Tingginya kadar parasetamol di Teluk Jakarta dinilai menunjukkan buruknya pengelolaan limbah farmasi. Pengelolaan limbah farmasi harus menjadi perhatian pemerintah, apalagi pada saat pandemi, di mana konsumsi obat-obatan meningkat yang berdampak pada tingginya limbah.
"Tentu berbahaya bagi kehidupan biota laut dan juga manusia yang mengonsumsi makanan dari laut. Kondisi ini menunjukkan cara pengelolaan limbah farmasi yang buruk dan tidak tertata dengan baik," kata Anggota Komisi IX DPR RI Netty Prasetiyani dalam keterangan tertulis, Senin (4/10/2021).
Untuk itu, politikus Partai Keadilan Sejahtera (PKS) ini mendorong pemerintah agar mengatur tata kelola limbah farmasi dengan tegas, terutama pengelolaan limbah cair, baik yang diproduksi rumah tangga maupun pabrik.

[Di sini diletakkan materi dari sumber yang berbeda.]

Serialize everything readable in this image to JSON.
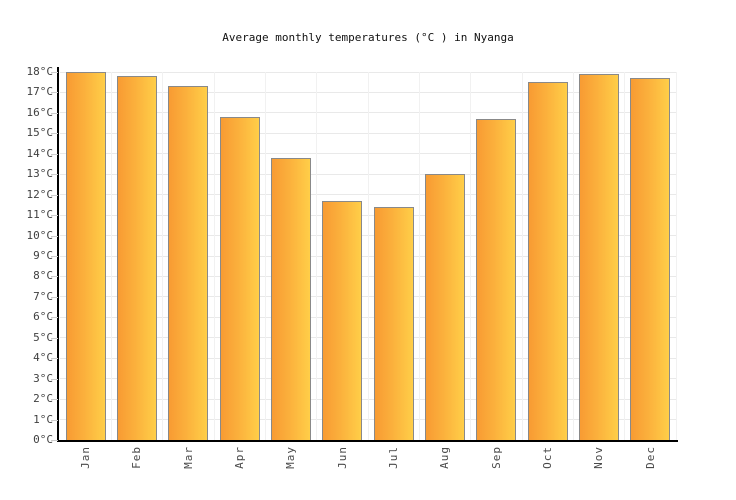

"Sikap tegas diperlukan agar tidak berdampak buruk pada kerusakan lingkungan. Harus ada sanksi bagi rumah tangga, apartemen, industri dan lain-lain yang membuang limbah cair sembarangan," bebernya.
Pemerintah, sambungnya, juga harus melakukan edukasi kepada publik terkait pemakaian produk farmasi yang benar. "Edukasi dan sanksi akan membuat masyarakat lebih bertanggung jawab soal pengelolaan limbah. Sisa obat yang tidak digunakan tidak boleh dibuang sembarangan," urai Netty.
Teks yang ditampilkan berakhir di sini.